In De Sutter, Devos has found the perfect vessel for shattered innocence.  The angel-faced teenager is the picture of pure youth, with a visage made for close-ups, the anguish and confusion just registering, but never fully.  Jesse's favorite hobby - BMX riding with a group of friends who either shy away from Jonas's death or dive into discussion without tact - becomes a pregnant ground for symbolism.  The perpetual motion of a kid on a bike is a stark contrast to the emotional stagnancy of (not) dealing with grief and guilt, when the camera allows the movement to go unchecked.  An Escher-eqsue skate park is impossible to discern until riders appear on its varied surfaces, just as the unnavigable depths of despair are abstract until someone we know (or we ourselves) must traverse its nooks and crannies.
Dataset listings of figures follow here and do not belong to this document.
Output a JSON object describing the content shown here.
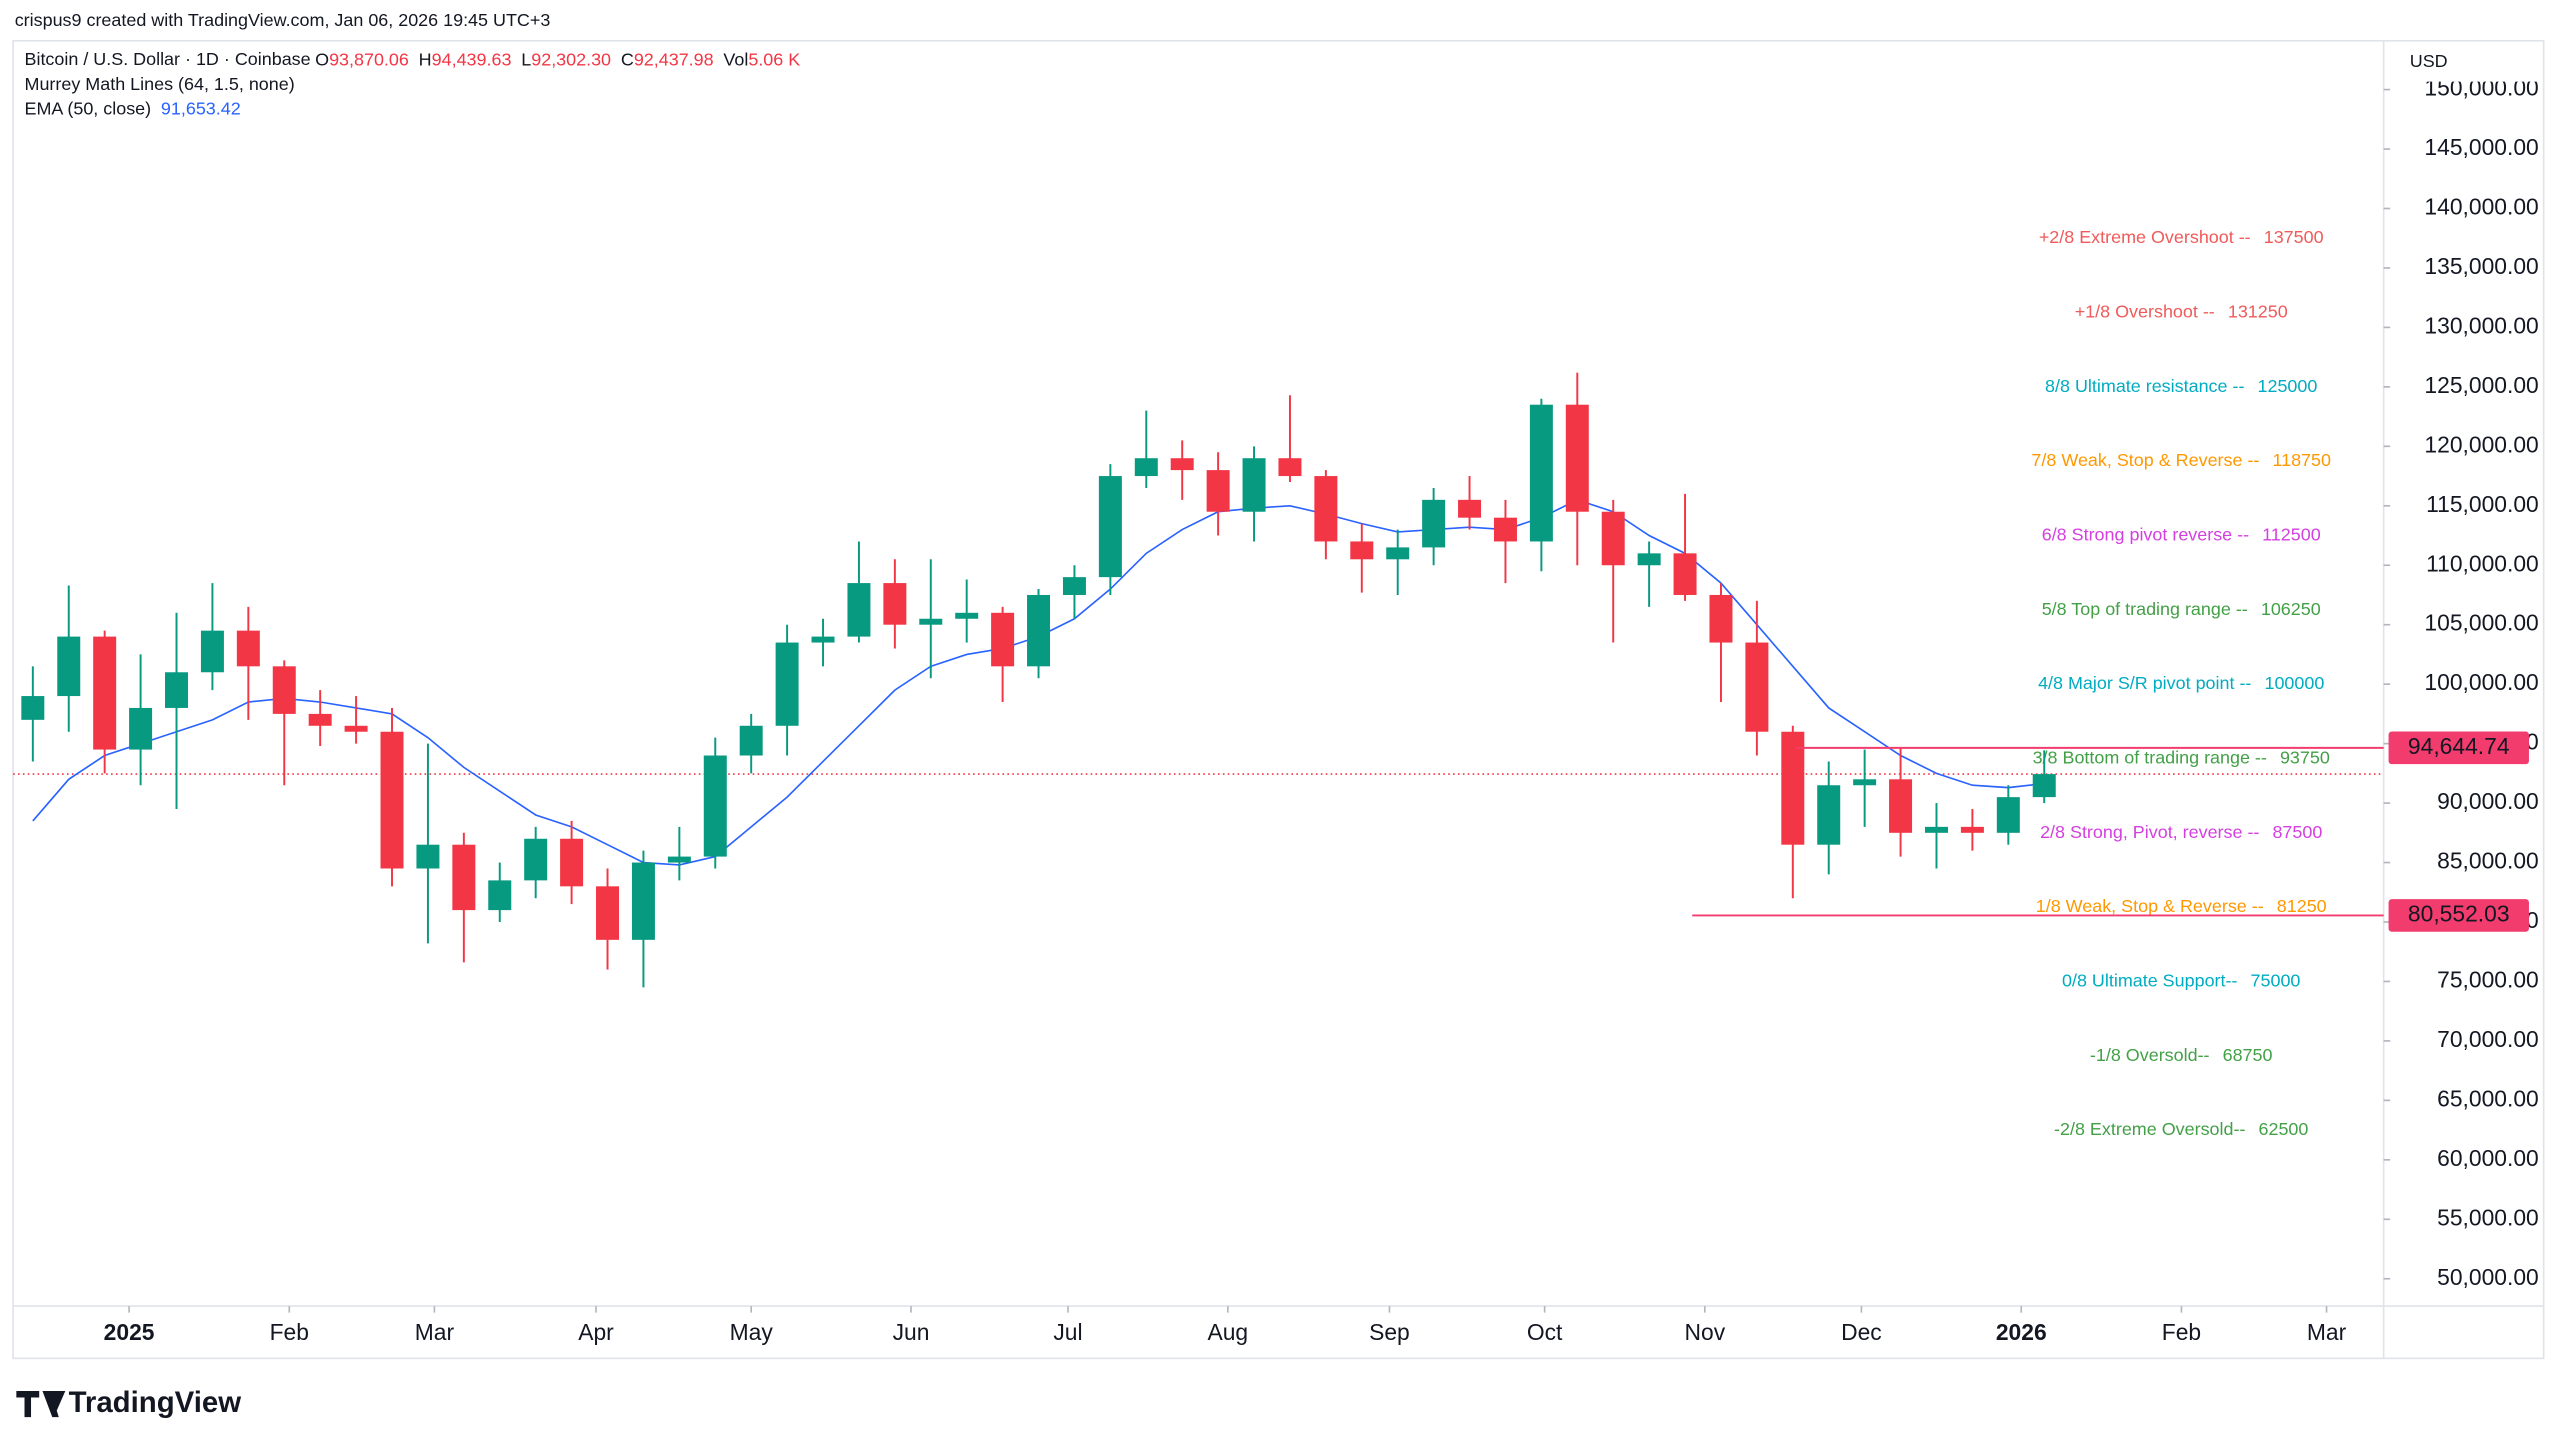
{
  "chart_data": {
    "type": "candlestick",
    "credit": "crispus9 created with TradingView.com, Jan 06, 2026 19:45 UTC+3",
    "symbol": "Bitcoin / U.S. Dollar · 1D · Coinbase",
    "ohlc_legend": [
      {
        "label": "O",
        "value": "93,870.06"
      },
      {
        "label": "H",
        "value": "94,439.63"
      },
      {
        "label": "L",
        "value": "92,302.30"
      },
      {
        "label": "C",
        "value": "92,437.98"
      },
      {
        "label": "Vol",
        "value": "5.06 K"
      }
    ],
    "indicators": [
      {
        "name": "Murrey Math Lines (64, 1.5, none)"
      },
      {
        "name": "EMA (50, close)",
        "value": "91,653.42",
        "color": "#2962ff"
      }
    ],
    "currency": "USD",
    "brand": "TradingView",
    "up_color": "#089981",
    "down_color": "#f23645",
    "open": [
      97000,
      99000,
      104000,
      94500,
      98000,
      101000,
      104500,
      101500,
      97500,
      96500,
      96000,
      84500,
      86500,
      81000,
      83500,
      87000,
      83000,
      78500,
      85000,
      85500,
      94000,
      96500,
      103500,
      104000,
      108500,
      105000,
      105500,
      106000,
      101500,
      107500,
      109000,
      117500,
      119000,
      118000,
      114500,
      119000,
      117500,
      112000,
      110500,
      111500,
      115500,
      114000,
      112000,
      123500,
      114500,
      110000,
      111000,
      107500,
      103500,
      96000,
      86500,
      91500,
      92000,
      87500,
      88000,
      87500,
      90500
    ],
    "high": [
      101500,
      108300,
      104500,
      102500,
      106000,
      108500,
      106500,
      102000,
      99500,
      99000,
      98000,
      95000,
      87500,
      85000,
      88000,
      88500,
      84500,
      86000,
      88000,
      95500,
      97500,
      105000,
      105500,
      112000,
      110500,
      110500,
      108800,
      106500,
      108000,
      110000,
      118500,
      123000,
      120500,
      119500,
      120000,
      124300,
      118000,
      113500,
      113000,
      116500,
      117500,
      115500,
      124000,
      126200,
      115500,
      112000,
      116000,
      108500,
      107000,
      96500,
      93500,
      94500,
      94600,
      90000,
      89500,
      91500,
      94440
    ],
    "low": [
      93500,
      96000,
      92500,
      91500,
      89500,
      99500,
      97000,
      91500,
      94800,
      95000,
      83000,
      78200,
      76600,
      80000,
      82000,
      81500,
      76000,
      74500,
      83500,
      84500,
      92500,
      94000,
      101500,
      103500,
      103000,
      100500,
      103500,
      98500,
      100500,
      105500,
      107500,
      116500,
      115500,
      112500,
      112000,
      117000,
      110500,
      107700,
      107500,
      110000,
      113000,
      108500,
      109500,
      110000,
      103500,
      106500,
      107000,
      98500,
      94000,
      82000,
      84000,
      88000,
      85500,
      84500,
      86000,
      86500,
      90000
    ],
    "close": [
      99000,
      104000,
      94500,
      98000,
      101000,
      104500,
      101500,
      97500,
      96500,
      96000,
      84500,
      86500,
      81000,
      83500,
      87000,
      83000,
      78500,
      85000,
      85500,
      94000,
      96500,
      103500,
      104000,
      108500,
      105000,
      105500,
      106000,
      101500,
      107500,
      109000,
      117500,
      119000,
      118000,
      114500,
      119000,
      117500,
      112000,
      110500,
      111500,
      115500,
      114000,
      112000,
      123500,
      114500,
      110000,
      111000,
      107500,
      103500,
      96000,
      86500,
      91500,
      92000,
      87500,
      88000,
      87500,
      90500,
      92438
    ],
    "ema": [
      88500,
      92000,
      94000,
      95000,
      96000,
      97000,
      98500,
      98800,
      98500,
      98000,
      97500,
      95500,
      93000,
      91000,
      89000,
      88000,
      86500,
      85000,
      84800,
      85500,
      88000,
      90500,
      93500,
      96500,
      99500,
      101500,
      102500,
      103000,
      104000,
      105500,
      108000,
      111000,
      113000,
      114500,
      114800,
      115000,
      114300,
      113500,
      112800,
      113000,
      113200,
      113000,
      114000,
      115500,
      114500,
      112500,
      111000,
      108500,
      105000,
      101500,
      98000,
      96000,
      94000,
      92500,
      91500,
      91300,
      91650
    ],
    "xlim": [
      -0.55,
      65.45
    ],
    "xticks": [
      {
        "value": 2.68,
        "label": "2025"
      },
      {
        "value": 7.14,
        "label": "Feb"
      },
      {
        "value": 11.18,
        "label": "Mar"
      },
      {
        "value": 15.68,
        "label": "Apr"
      },
      {
        "value": 20.0,
        "label": "May"
      },
      {
        "value": 24.45,
        "label": "Jun"
      },
      {
        "value": 28.82,
        "label": "Jul"
      },
      {
        "value": 33.27,
        "label": "Aug"
      },
      {
        "value": 37.77,
        "label": "Sep"
      },
      {
        "value": 42.09,
        "label": "Oct"
      },
      {
        "value": 46.55,
        "label": "Nov"
      },
      {
        "value": 50.91,
        "label": "Dec"
      },
      {
        "value": 55.36,
        "label": "2026"
      },
      {
        "value": 59.82,
        "label": "Feb"
      },
      {
        "value": 63.86,
        "label": "Mar"
      }
    ],
    "ylim": [
      47700,
      154100
    ],
    "yticks": [
      {
        "value": 50000,
        "label": "50,000.00"
      },
      {
        "value": 55000,
        "label": "55,000.00"
      },
      {
        "value": 60000,
        "label": "60,000.00"
      },
      {
        "value": 65000,
        "label": "65,000.00"
      },
      {
        "value": 70000,
        "label": "70,000.00"
      },
      {
        "value": 75000,
        "label": "75,000.00"
      },
      {
        "value": 80000,
        "label": "80,000.00"
      },
      {
        "value": 85000,
        "label": "85,000.00"
      },
      {
        "value": 90000,
        "label": "90,000.00"
      },
      {
        "value": 95000,
        "label": "95,000.00"
      },
      {
        "value": 100000,
        "label": "100,000.00"
      },
      {
        "value": 105000,
        "label": "105,000.00"
      },
      {
        "value": 110000,
        "label": "110,000.00"
      },
      {
        "value": 115000,
        "label": "115,000.00"
      },
      {
        "value": 120000,
        "label": "120,000.00"
      },
      {
        "value": 125000,
        "label": "125,000.00"
      },
      {
        "value": 130000,
        "label": "130,000.00"
      },
      {
        "value": 135000,
        "label": "135,000.00"
      },
      {
        "value": 140000,
        "label": "140,000.00"
      },
      {
        "value": 145000,
        "label": "145,000.00"
      },
      {
        "value": 150000,
        "label": "150,000.00"
      }
    ],
    "murrey_levels": [
      {
        "label": "+2/8 Extreme Overshoot --",
        "value": 137500,
        "color": "#f05a5a"
      },
      {
        "label": "+1/8 Overshoot --",
        "value": 131250,
        "color": "#f05a5a"
      },
      {
        "label": "8/8 Ultimate resistance --",
        "value": 125000,
        "color": "#00acc1"
      },
      {
        "label": "7/8 Weak, Stop & Reverse --",
        "value": 118750,
        "color": "#ff9800"
      },
      {
        "label": "6/8 Strong pivot reverse --",
        "value": 112500,
        "color": "#d43fe0"
      },
      {
        "label": "5/8 Top of trading range --",
        "value": 106250,
        "color": "#43a047"
      },
      {
        "label": "4/8 Major S/R pivot point --",
        "value": 100000,
        "color": "#00acc1"
      },
      {
        "label": "3/8 Bottom of trading range --",
        "value": 93750,
        "color": "#43a047"
      },
      {
        "label": "2/8 Strong, Pivot, reverse --",
        "value": 87500,
        "color": "#d43fe0"
      },
      {
        "label": "1/8 Weak, Stop & Reverse --",
        "value": 81250,
        "color": "#ff9800"
      },
      {
        "label": "0/8 Ultimate Support--",
        "value": 75000,
        "color": "#00acc1"
      },
      {
        "label": "-1/8 Oversold--",
        "value": 68750,
        "color": "#43a047"
      },
      {
        "label": "-2/8 Extreme Oversold--",
        "value": 62500,
        "color": "#43a047"
      }
    ],
    "horizontal_lines": [
      {
        "value": 94644.74,
        "label": "94,644.74",
        "from": 49.1,
        "color": "#f23c6e"
      },
      {
        "value": 80552.03,
        "label": "80,552.03",
        "from": 46.2,
        "color": "#f23c6e"
      }
    ],
    "last_price": 92437.98
  }
}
Always, we are voyeurs of tragedy and grief, but never of overwrought emotion or outright explosions of sadness.  We peek into rooms, witness empty chairs at empty tables, and see Jesse riding alongside a ghost, guiding Jonas's empty bike as he rides through streelight-illuminated streets, the memory of a child marking the suburban streets.  Devos and his director of photography, Nicolas Karakatsanis (who also lensed the Oscar-nominated Bullhead) dare us to find significance in each lingerging, careful shot, just as Jesse and his friends must search for meaning in a meaningless act of violence.  Only rarely does the film aim a punch squarely at our collective gut, such as a scene of cleaning up the memorial site, an unshakeable sight.

With Violet, Devos announces himself as an up-and-comer to watch, perhaps still operating in the shadows of the great directors who have come before, but still carving out his own place within that darkness.  His impressive visual rendering of interior grief and confusion is a daring riff on the familiar theme of the loss of innocence, and a stunning manipulation of what an audience expeccts to see when we look at pictures of loss.